Si j’essayais de me mettre à sa place, si moi, la béotienne, je prétendais deviner comment Manet a plaqué la transparence des flots sur sa toile. Une toile vierge, une esquisse au départ, le choix minutieux de l’emplacement de la barque. L’œil doit être attiré par les personnages, leur petitesse dans l’océan immense. L’œil doit être hypnotisé par les vaguelettes claires, laiteuses, par leur clapotis, jusqu’au vertige, jusqu’au mal de mer.
Ensuite une couche de peinture bleue pour le fond, très fine, on doit deviner le dessin au travers. Puis j’insisterais sur les zones sombres, la ligne d’horizon à l’arrière-plan, le triangle de touches bleues foncées à l’avant de la barque. J’appliquerais du blanc avec un tout petit pinceau, sur ce grand vide au premier plan, de la lumière, de l’éclat. Puis toutes les nuances de couleur, bleu cobalt, verts clairs et sombres pour le mouvement. Un peu de brun, d’ocre ou de rouge délayé tout là-haut, tout au fond. Des gris, des noirs pour accentuer la brillance. Devrais-je tapoter la toile avec un gros pinceau derrière la barque et devant elle, pour simuler les embruns ? Clair, foncé ? J’augmenterais les contrastes, créerais des silhouettes comme le bateau dans le fond, pour la symétrie, pour l’infini, la solitude.
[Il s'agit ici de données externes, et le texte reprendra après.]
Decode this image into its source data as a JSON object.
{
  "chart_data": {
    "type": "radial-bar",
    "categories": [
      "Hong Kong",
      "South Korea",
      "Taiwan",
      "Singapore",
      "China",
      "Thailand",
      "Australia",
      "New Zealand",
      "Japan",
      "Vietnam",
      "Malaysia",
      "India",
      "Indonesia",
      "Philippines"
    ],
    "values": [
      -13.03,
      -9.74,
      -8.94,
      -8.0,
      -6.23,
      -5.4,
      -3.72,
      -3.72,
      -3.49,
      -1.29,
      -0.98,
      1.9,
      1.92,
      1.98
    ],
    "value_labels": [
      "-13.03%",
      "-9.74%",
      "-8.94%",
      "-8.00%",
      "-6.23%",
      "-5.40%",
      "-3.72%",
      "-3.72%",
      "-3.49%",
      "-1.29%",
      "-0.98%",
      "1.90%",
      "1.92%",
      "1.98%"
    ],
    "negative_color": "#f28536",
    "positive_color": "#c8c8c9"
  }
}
Donner de la profondeur, du réalisme par le souci du détail, des vagues ourlées, tournoyantes. Je zoomerais sur un personnage dans la barque. Je rendrais compte de sa fragilité, de sa peur. Car l’océan est clair en surface, avec ses reflets changeants, noir en profondeur, abyssal.
Pour achever de happer les regards, qu’ils se noient dans la transparence, et pour entretenir l’illusion, le trouble, je vérifierais l’harmonie des couleurs, les ombres, les lumières, les brillances, la texture fluide, impalpable, de l’eau. Et j’apposerais la touche finale, ma signature.